The raid on the Goulds’ casino began on December 26. Florence and Frank were spending Christmas at their home at Maisons-Lafitte, when they were called urgently to Nice. By the time they reached the city some twenty-four hours later, the consortia had already taken the bank for some 9 million francs. Gould had seen off Zographos before at Juan, and knew that the only thing to do was to appear to be a sportsman, and increase the stakes of Tout Va, or “the sky’s the limit.” Over $2 million wafted across the gambling tables in the direction of the gamblers in the first forty-eight hours. Luckily for the Goulds, the casino’s profits at all the other tables combined, were higher.20 Again, the California newspapers couldn’t miss the opportunity of reporting the hard-to-believe figures being wagered, and naturally also dredged up the old chestnut of “San Francisco born” Florence Lacaze and her short marriage to Henr
y Heynemann, who was, by then, on his third wife.*
With each passing day, and no definitive result, thousands gathered outside the room where the high-stakes game was being played. The United Press International newswire sizzled with its report that after seven days, the battle “where millions were scattered on the tables of Frank Gould’s palatial casino” still had no outright victor, although the bank was ever so slightly in the red. Government inspectors, medical doctors, and French casino authorities took their positions lining the walls of the salon where the betting was taking place, in an effort to avoid what might end in several deaths from exhaustion—or perhaps suicide or murder if any signs of cheating were detected.21 After two weeks of frenzied play, the casino was even, and the consortia that tried to bring Gould down quit in exhaustion.
Léon fulminated.

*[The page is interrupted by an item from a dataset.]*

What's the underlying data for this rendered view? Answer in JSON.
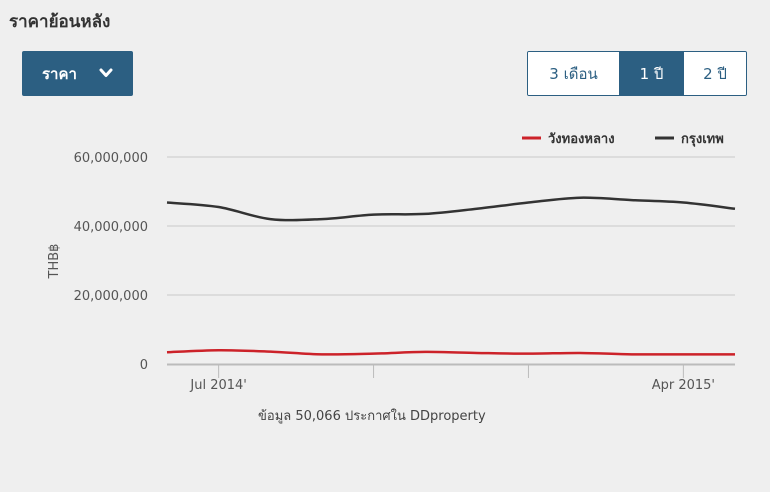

The great journalist and historian William Shirer reported for the Chicago Tribune:
There is a war to the finish along the Riviera, that Gold Coast spot of the Old World which about this time of year airs out its glittering hotel palaces, renaissance gambling rooms and restaurants, and opens them for such business as elderly American women with their young ideas, their husbands and European counterparts can be induced to steer that way. This struggle is mainly a war between Nice, Cannes and Monte Carlo, the three picturesque towns which look out over the Mediterranean and implore the gods to send them some gamblers to their half-empty casinos.22
Shirer makes no mention of Black Friday emptying the casinos of the Riviera, blaming the falling business instead on Americans finding equally brilliant watering holes stateside. Prohibition hadn’t been repealed, but it was already seen as a failed experiment to keep America moral.* The article claimed the casino war’s escalation began with unfair competition by Madison Avenue advertising men imported by Gould to the sunny Mediterranean shores.